Birinci Dünya Savaşı içerisinde parçalanan, paylaşılan ve karşıt hale getirilen Ortadoğu’da, ulus-devlet zihniyeti ve milliyetçilik zehriyle bitmeyecek savaşların tohumu atılmıştır. Hegemon, mutlak iktidarını bu araçlarla sağlayabilmiştir. Bölgesel iktidar güçleri hegemonun tamamlayıcısı ve sürdürücüsü olarak rol oynamış olsalar da, bir açıdan da zihniyetleri-çizgileri çerçevesinde, kendi egemenliklerini de korumak istemişlerdir. Kapitalist modernist sistemin ve yerel hegemon güçlerin çıkarlarını tehdit eder duruma gelmeleri, hegemonyanın paylaşımında farklı yaklaşımlara ve zihniyetlere sahip olan bu güçlerin ortak paydada bütünleşmelerine, aynı çizgide birlikte hareket etmelerine imkân sağlamıştır. Ancak bu egemenlik rekabetini ortadan kaldırmaz; dolayısıyla geçicidir, koşulları oluştuğunda kendi hâkimiyetini mutlaklaştırma eğilimi her iktidar odağının temel karakteristik özelliğidir.
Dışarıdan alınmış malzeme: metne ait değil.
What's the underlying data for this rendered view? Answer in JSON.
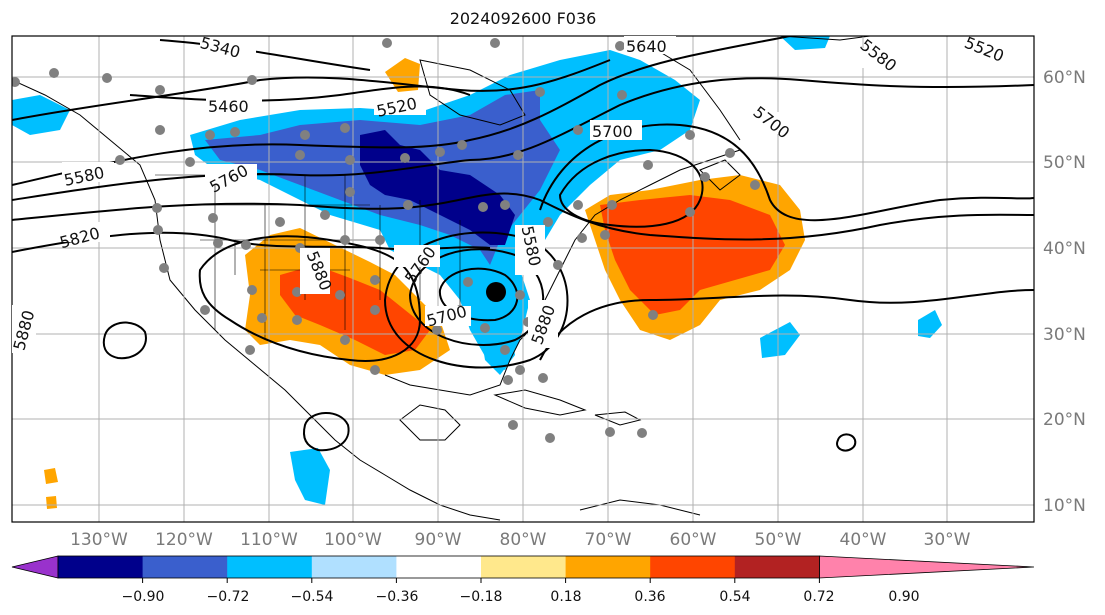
{
  "title": "2024092600 F036",
  "longitude_labels": [
    "130°W",
    "120°W",
    "110°W",
    "100°W",
    "90°W",
    "80°W",
    "70°W",
    "60°W",
    "50°W",
    "40°W",
    "30°W"
  ],
  "latitude_labels": [
    "10°N",
    "20°N",
    "30°N",
    "40°N",
    "50°N",
    "60°N"
  ],
  "colorbar": {
    "tick_labels": [
      "−0.90",
      "−0.72",
      "−0.54",
      "−0.36",
      "−0.18",
      "0.18",
      "0.36",
      "0.54",
      "0.72",
      "0.90"
    ],
    "colors": [
      "#9932cc",
      "#00008b",
      "#3a5fcd",
      "#00bfff",
      "#b0e0ff",
      "#ffffff",
      "#ffe88c",
      "#ffa500",
      "#ff4500",
      "#b22222",
      "#ff82ab"
    ]
  },
  "contour_labels": [
    "5340",
    "5460",
    "5520",
    "5580",
    "5580",
    "5640",
    "5700",
    "5700",
    "5760",
    "5760",
    "5820",
    "5880",
    "5880",
    "5880",
    "5520",
    "5700",
    "5580"
  ],
  "markers": {
    "station_color": "#808080",
    "center_color": "#000000"
  }
}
Sovyetler Birliği’nin ezilen sınıflar ve halklara dayalı bir sistem olarak kurulması ve giderek etkili hale gelmesiyle birlikte, sömürülen ve ezilen halklarda ilgi uyandırması ve uygulanabilir bir sistem haline gelmesi, dünya çapında alternatif bir sistemin oluşmasına imkân sağlamıştır. Bu alternatif yaklaşımlar dünya genelinde kutuplaşmanın yaşanmasını ve yeni dengelerin oluşmasını da beraberinde getirmiştir. Dünyanın kutuplu yapısı sürecinde, genelde olduğu gibi, Ortadoğu’da da dengeler kurulmuştur. Egemenlik yaklaşımları merkezlerle bağlantılı savaşlar getirmiş olsa da, bu, dengelerin değişmesine imkân sunmamıştır. Her ne kadar bu yönlü arayış ve yaklaşım gündeme gelmiş olsa da, bir sonuca ulaşmamıştır. Çözülmemiş ulusal sorunlar başta olmak üzere biriken toplumsal sorunlar nedeniyle Ortadoğu, bu dengeler içerisinde yine de, ciddi mücadele ve savaşların yürüdüğü bir alan olmuştur. Ancak küresel çapta kurulmuş olan dengeler ve bu dengelerin adeta sessiz bir konsensüsle korunuyor olması, çelişki ve çatışmaların belli bir denge ve düzey içerisinde kalmasına imkân sunmuştur. Geçen zaman içerisinde çelişki ve sorunları çözüm perspektifiyle gündeme gelen mücadeleler de, en nihayetinde bu dengeyi sağlayan ulus-devletçi ideolojik çerçevenin dışına çıkamamıştır.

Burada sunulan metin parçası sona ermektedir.